On October 25, 2018 a proposal was made to the Grande Prairie Aboriginal Circle of Services (GPACOS) which included two land acknowledgements to encompass the region in which we live and work. This following acknowledgment has been recognised by Grande Prairie Regional College and implemented into our communication portfolio across all media.
"We acknowledge the homeland of the many diverse First Nations and Métis people whose ancestors have walked this land since time immemorial. We are grateful to work, live and learn on the traditional territory of Treaty 8."
The first acknowledgment above is intended for more formal settings, bigger groups, or longer meetings. For example, the formal acknowledgement may be suitable for opening a conference, event or assembly. The second one below is intended for more casual occasions or after someone has already made the formal acknowledgement. For example, when one is the third speaker at an event, at the beginning of an informal meeting, or during morning announcements.

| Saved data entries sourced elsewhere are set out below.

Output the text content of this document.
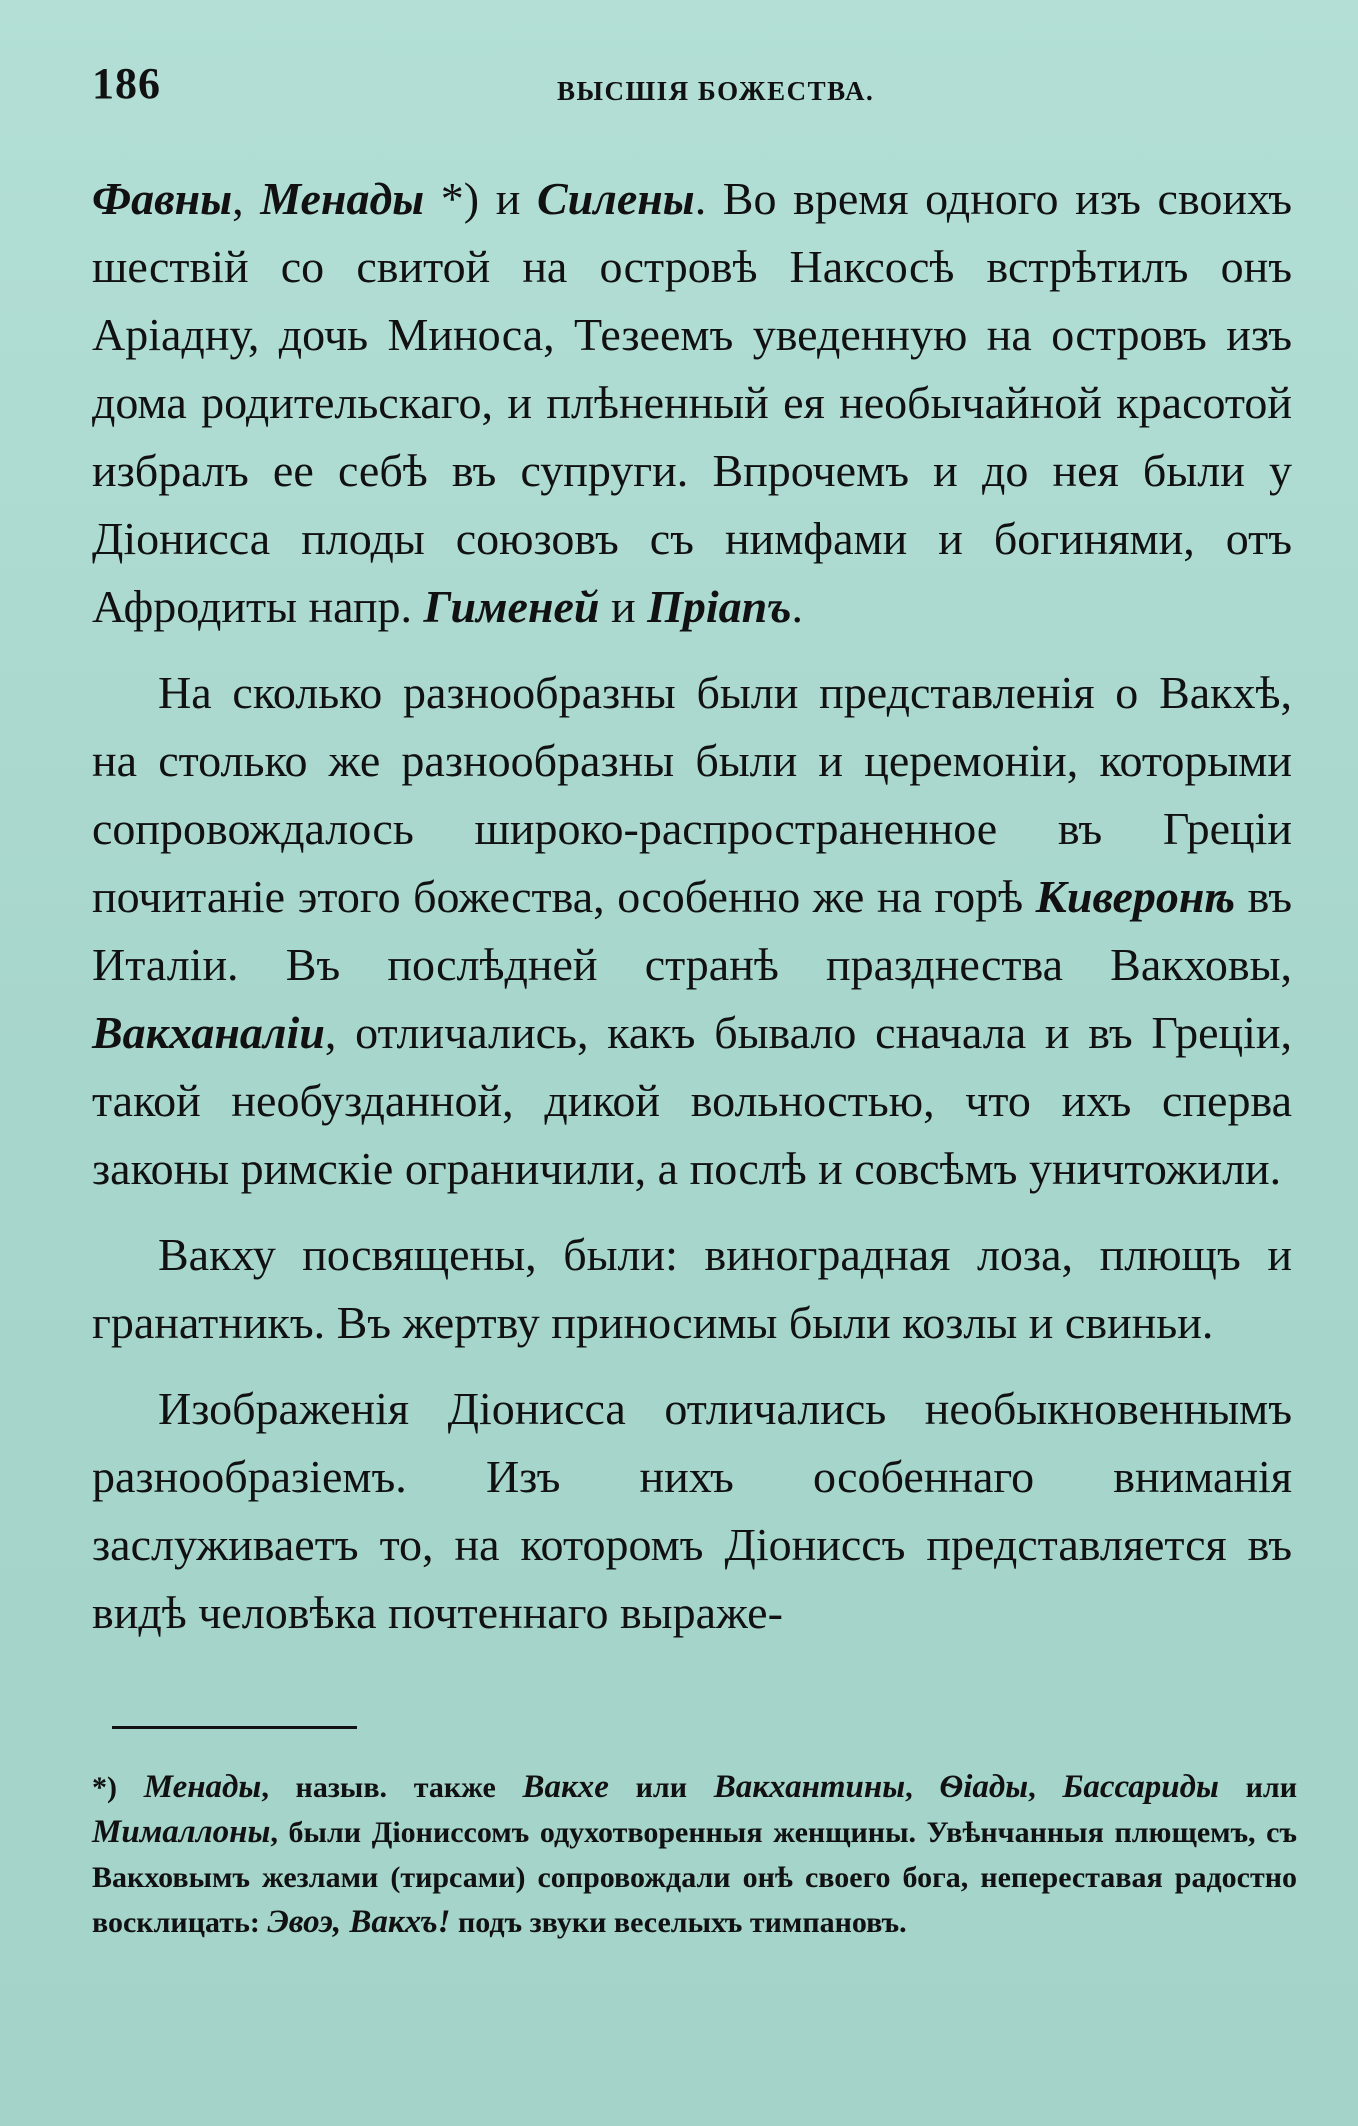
186	ВЫСШІЯ БОЖЕСТВА.

Фавны, Менады *) и Силены. Во время одного изъ своихъ шествій со свитой на островѣ Наксосѣ встрѣтилъ онъ Аріадну, дочь Миноса, Тезеемъ уведенную на островъ изъ дома родительскаго, и плѣненный ея необычайной красотой избралъ ее себѣ въ супруги. Впрочемъ и до нея были у Діонисса плоды союзовъ съ нимфами и богинями, отъ Афродиты напр. Гименей и Пріапъ.

На сколько разнообразны были представленія о Вакхѣ, на столько же разнообразны были и церемоніи, которыми сопровождалось широко-распространенное въ Греціи почитаніе этого божества, особенно же на горѣ Киверонѣ въ Италіи. Въ послѣдней странѣ празднества Вакховы, Вакханаліи, отличались, какъ бывало сначала и въ Греціи, такой необузданной, дикой вольностью, что ихъ сперва законы римскіе ограничили, а послѣ и совсѣмъ уничтожили.

Вакху посвящены, были: виноградная лоза, плющъ и гранатникъ. Въ жертву приносимы были козлы и свиньи.

Изображенія Діонисса отличались необыкновеннымъ разнообразіемъ. Изъ нихъ особеннаго вниманія заслуживаетъ то, на которомъ Діониссъ представляется въ видѣ человѣка почтеннаго выраже-

*) Менады, назыв. также Вакхе или Вакхантины, Ѳіады, Бассариды или Мималлоны, были Діониссомъ одухотворенныя женщины. Увѣнчанныя плющемъ, съ Вакховымъ жезлами (тирсами) сопровождали онѣ своего бога, непереставая радостно восклицать: Эвоэ, Вакхъ! подъ звуки веселыхъ тимпановъ.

"We acknowledge the Indigenous people and ancestors whose land we are on"
Specific Language was Used
A lot of thought was put into the language used for this statement. A glossary can be found below, explaining why specific words have been used and what importance they have in contributing to the power of this acknowledgement.
What is Treaty 8?
Treaty 8 was signed on 21 June 1899 by the Crown and First Nations of the Lesser Slave Lake area.
The treaty covers roughly 841,487.137 km2 of what was formerly the North-West Territories and British Columbia, and now includes northern Alberta, northwest Saskatchewan, and portions of the modern Northwest Territories and BC, making it the largest treaty by area in the history of Canada.
The terms and implementation of Treaty 8 differ importantly from those of previous Numbered Treaties, with long-lasting consequences for the governance and peoples of that area.